[This is Section 30 of Nietzsche and the Nazis.]
30. On anti-Semitism: valid or disgusting?
The most repulsive sign of Germany’s decline, Nietzsche writes—and this may be initially surprising—is its hatred of the Jews, its virulent and almost-irrational anti-Semitism.
Nietzsche, we know, has said some harsh things about the Jews—but again, that is a set of issues that is easily misinterpreted, so we must be careful.
In connection with all of the negative things Nietzsche has said about the Jews, we must also note the following.
Nietzsche speaks of “the anti-Jewish stupidity” of the Germans.[92] He speaks of those psychologically disturbed individuals who are most consumed with self-hatred and envy. He uses the French word ressentiment to describe such nauseating individuals and says that such ressentiment is “studied most easily in anarchists and anti-Semites.”[93]
Pathological dishonesty is a symptom of such repulsive characters: “An antisemite certainly is not any more decent because he lies as a matter of principle.”[94]
So, to summarize: Nietzsche saves some of his most condemnatory language for Germans who hate Jews—he considers them to be liars, stupid, disturbed, self-hating pathological cases for psychologists with strong stomachs to study.
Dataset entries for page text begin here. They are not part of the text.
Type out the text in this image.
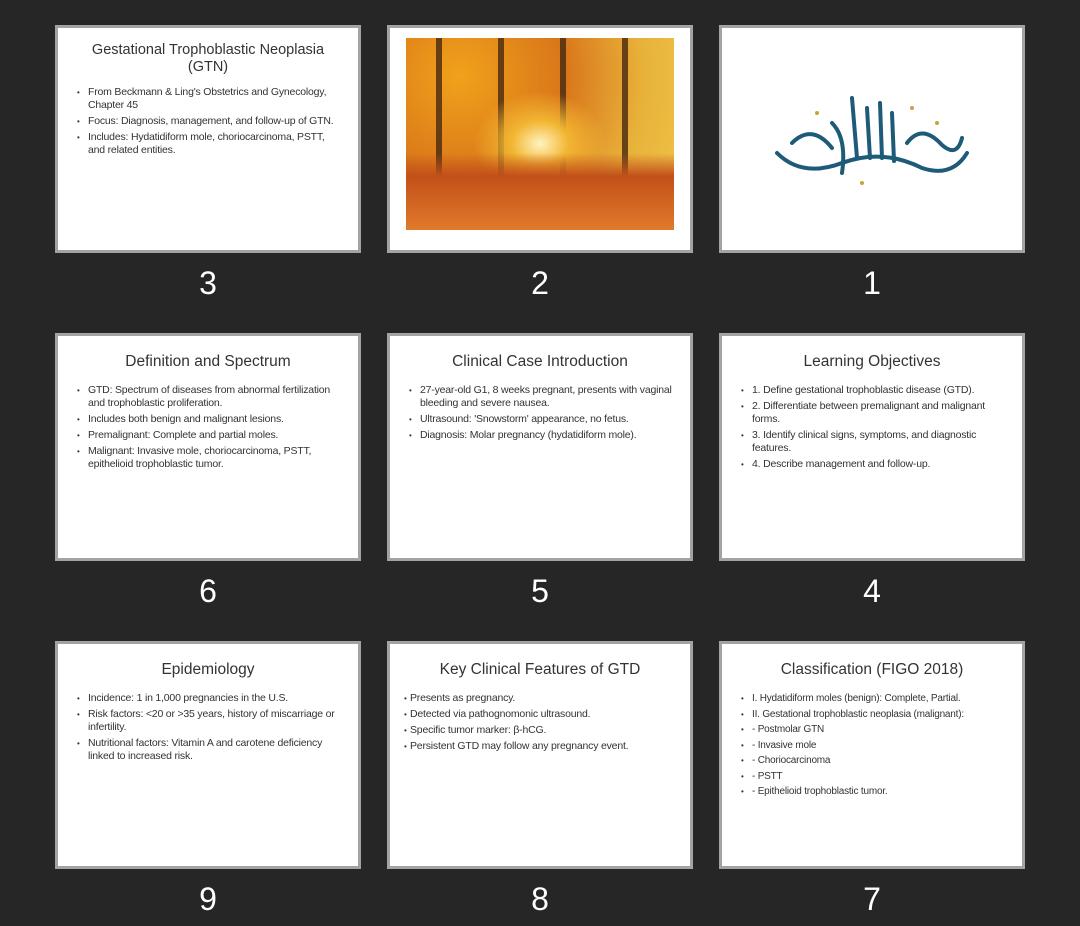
Gestational Trophoblastic Neoplasia (GTN)
• From Beckmann & Ling's Obstetrics and Gynecology, Chapter 45
• Focus: Diagnosis, management, and follow-up of GTN.
• Includes: Hydatidiform mole, choriocarcinoma, PSTT, and related entities.
3	2	1
Definition and Spectrum
• GTD: Spectrum of diseases from abnormal fertilization and trophoblastic proliferation.
• Includes both benign and malignant lesions.
• Premalignant: Complete and partial moles.
• Malignant: Invasive mole, choriocarcinoma, PSTT, epithelioid trophoblastic tumor.
6
Clinical Case Introduction
• 27-year-old G1, 8 weeks pregnant, presents with vaginal bleeding and severe nausea.
• Ultrasound: 'Snowstorm' appearance, no fetus.
• Diagnosis: Molar pregnancy (hydatidiform mole).
5
Learning Objectives
• 1. Define gestational trophoblastic disease (GTD).
• 2. Differentiate between premalignant and malignant forms.
• 3. Identify clinical signs, symptoms, and diagnostic features.
• 4. Describe management and follow-up.
4
Epidemiology
• Incidence: 1 in 1,000 pregnancies in the U.S.
• Risk factors: <20 or >35 years, history of miscarriage or infertility.
• Nutritional factors: Vitamin A and carotene deficiency linked to increased risk.
9
Key Clinical Features of GTD
• Presents as pregnancy.
• Detected via pathognomonic ultrasound.
• Specific tumor marker: β-hCG.
• Persistent GTD may follow any pregnancy event.
8
Classification (FIGO 2018)
• I. Hydatidiform moles (benign): Complete, Partial.
• II. Gestational trophoblastic neoplasia (malignant):
• - Postmolar GTN
• - Invasive mole
• - Choriocarcinoma
• - PSTT
• - Epithelioid trophoblastic tumor.
7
So it seems a reasonable inference that Nietzsche would have been disgusted by the Nazis, for the Nazis absorbed into their ideology the worst possible kind of anti-Semitism and pursued their anti-Jew policies almost to the point of self-destruction.[95]
References
[92] BGE 251.
[93] GM 2:11.
[94] A 55.
[95] Connecting here to the fascinating “What-if” history question: What if the Nazis had put the Holocaust on hold and devoted the vast resources used there instead to military purposes where needed in WWII?